Thirdly, the “volitional” term has extended into areas of motivation, active decision-making and the ability to act and influence one's situation. In this context, the term has diversified to include mindfulness, self- awareness, self-determination, goal-attainment, adaptation and optimal interpersonal functioning. We can therefore expect to be judged by the extent to which we promote the independence of the people we support.

Elements of these three etymological strands can be seen in the 2014 Act. Within the Act (Part 1; 2) where the term is defined) well-being is tightly prescribed within eight items (original, umbrella and volitional) with two supplementary (mostly) volitional domains – see Table 1.

The Eight Items of Wellbeing (a-e) and the Further Two Volitional Domains (i-j) In The 2014 SSWA (Part 1, section 2)

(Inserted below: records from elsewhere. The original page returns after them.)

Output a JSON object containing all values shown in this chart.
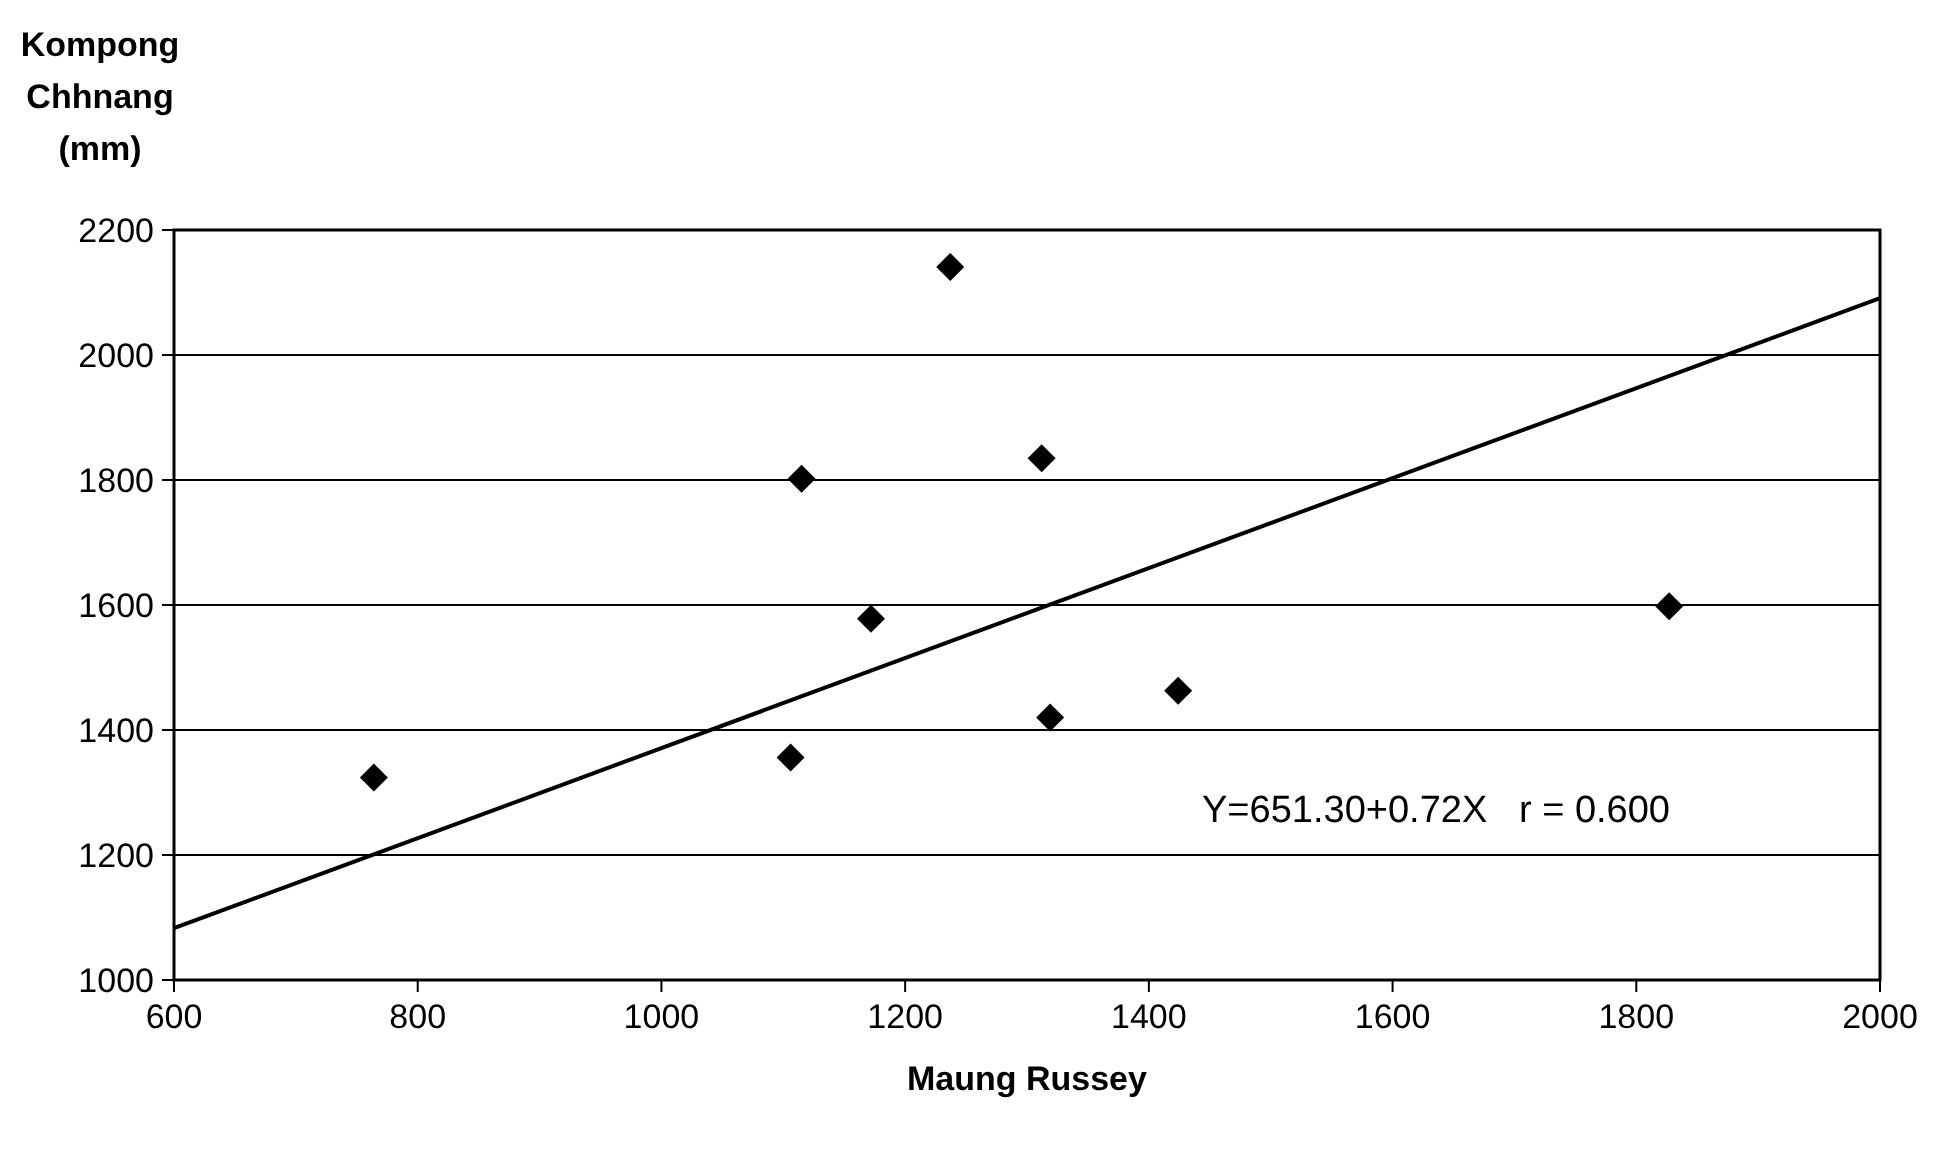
{
  "chart_data": {
    "type": "scatter",
    "xlabel": "Maung Russey",
    "ylabel": "Kompong Chhnang (mm)",
    "x": [
      764,
      1106,
      1115,
      1172,
      1237,
      1312,
      1319,
      1424,
      1827
    ],
    "series": [
      {
        "color": "#000000",
        "marker": "diamond",
        "values": [
          1324,
          1356,
          1802,
          1578,
          2141,
          1835,
          1420,
          1463,
          1598
        ]
      },
      {
        "type": "line",
        "color": "#000000",
        "marker": "none",
        "line_style": "solid",
        "x": [
          600,
          2000
        ],
        "values": [
          1083,
          2091
        ]
      }
    ],
    "xlim": [
      600,
      2000
    ],
    "xticks": [
      600,
      800,
      1000,
      1200,
      1400,
      1600,
      1800,
      2000
    ],
    "ylim": [
      1000,
      2200
    ],
    "yticks": [
      1000,
      1200,
      1400,
      1600,
      1800,
      2000,
      2200
    ],
    "grid": "y",
    "annotations": [
      "Y=651.30+0.72X   r = 0.600"
    ]
  }
}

a) Physical and mental health and emotional wellbeing
b) Protection from abuse and neglect
c) Education, training and recreation
d) Domestic, family, and personal relationships
e) Contribution made to society
f) Securing rights and entitlements
g) Social and economic wellbeing
h) Suitability of living accommodation
i) Control over day to day life
j) Participation in work


These then (a-j) are the areas that have to be covered within an assessment under the act.

SSWA concept of well-being

The three strands are all, therefore, to be found within the well-being concept enacted in the SSWA.

  • Firstly, the Act is concerned with the “original” state of being arising-from positive health and social status.
  • Secondly, well-being as an “umbrella” term, links together multiple facets of health and social experience, which are prescribed in the Act as domains which have to be included within assessment. Our assessment and practice will need to reflect the prescribed domains in order to fulfil the umbrella and holistic sense of well-being.
  • Thirdly the “volitional” notion of well-being involving active-participation towards person-centred, goal-driven interventions is redolent within the Act and behoves professionals and services to put individuals ‘actively’ at the heart of their plan. We may have heard the term ‘person-centred’ before...but it has never been embedded in legislation like this!

Passivity, professional control, and unfocussed care plans with an absence of defined outcomes are defunct. 'Volitional' person-centredness rules! In previous blogs on this site we have looked at some of the mechanics of person-centred care planning (or should that be ‘person-centred well-being planning? Which will be further reinforced by the SSWA (see our previous blogs “No care without me” and “ Mental health care planning ”). Henceforth inspections are likely to audit many of the key features of well-being, so proactive services will need to implement their new well-being practice as soon as possible.

In practice, “well-being” is the positive term-of-choice now and sets a challenging agenda for professionals and services to meet. It’s going to be an interesting twelve months.